Il comma 3-bis elenca a titolo esemplificativo le prime BDIN individuate dal legislatore: ANPR, BDNCP, registro delle imprese, archivi fiscali, anagrafe degli assistiti e altri registri di rilevanza trasversale. L'elenco non è tassativo e può essere ampliato. L'articolo si raccorda strettamente con gli articoli 50, 50-ter e 62 del CAD, formando il nucleo normativo del sistema di interoperabilità della PA digitale italiana.

Casi pratici

Caso 1: Accesso della PA al registro delle imprese tramite PDND

Caso 2: Allineamento tra ANPR e archivi fiscali per l'erogazione di prestazioni

Domande frequenti

Cosa distingue una base di dati di interesse nazionale dalle altre banche dati pubbliche?

Le BDIN sono caratterizzate dall'omogeneità tipologica, dalla rilevanza per le funzioni istituzionali di più amministrazioni e dalla gestione digitale. A differenza di banche dati settoriali, devono garantire allineamento dei dati, interoperabilità e accesso strutturato via PDND, secondo standard definiti nelle Linee guida AgID e nel rispetto del GDPR per i dati personali ivi contenuti.

Come accedono le amministrazioni ai dati contenuti nelle BDIN?

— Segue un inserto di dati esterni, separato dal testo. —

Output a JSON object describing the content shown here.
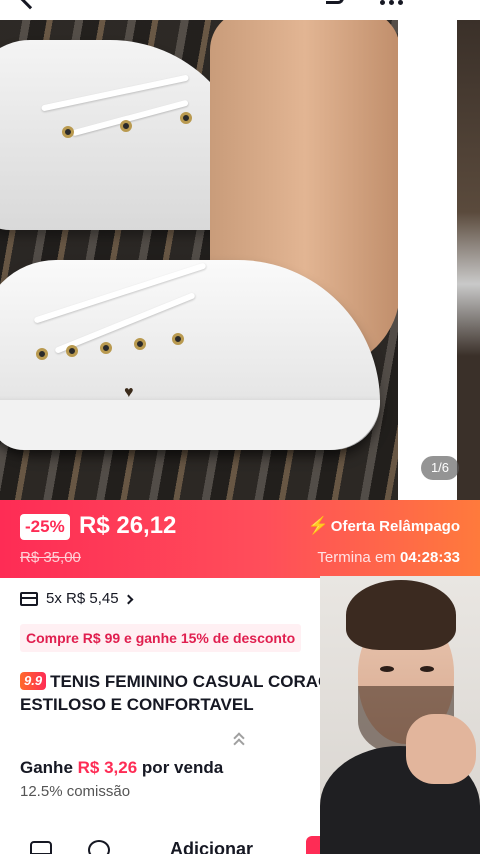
{
  "gallery": {
    "pager": "1/6"
  },
  "flash_sale": {
    "discount": "-25%",
    "price": "R$ 26,12",
    "old_price": "R$ 35,00",
    "label": "Oferta Relâmpago",
    "ends_prefix": "Termina em",
    "countdown": "04:28:33"
  },
  "installments": {
    "text": "5x R$ 5,45"
  },
  "promo": {
    "text": "Compre R$ 99 e ganhe 15% de desconto"
  },
  "product": {
    "badge": "9.9",
    "title": "TENIS FEMININO CASUAL CORAÇ ADULTO ESTILOSO E CONFORTAVEL"
  },
  "earnings": {
    "prefix": "Ganhe",
    "amount": "R$ 3,26",
    "suffix": "por venda",
    "commission": "12.5% comissão"
  },
  "bottom_bar": {
    "add_label": "Adicionar"
  },
  "colors": {
    "accent": "#fe2c55",
    "flash_gradient_end": "#ff7a3c"
  }
}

L'accesso avviene tramite la Piattaforma Digitale Nazionale Dati (PDND) di cui all'articolo 50-ter CAD, attraverso API certificate. Ogni accesso deve avere una finalità istituzionale documentata e rispettare i principi del GDPR, incluso quello di minimizzazione. Il Garante Privacy supervisiona la legittimità dei flussi di dati personali tra le diverse BDIN.

Quali sono le BDIN individuate dal legislatore in sede di prima applicazione?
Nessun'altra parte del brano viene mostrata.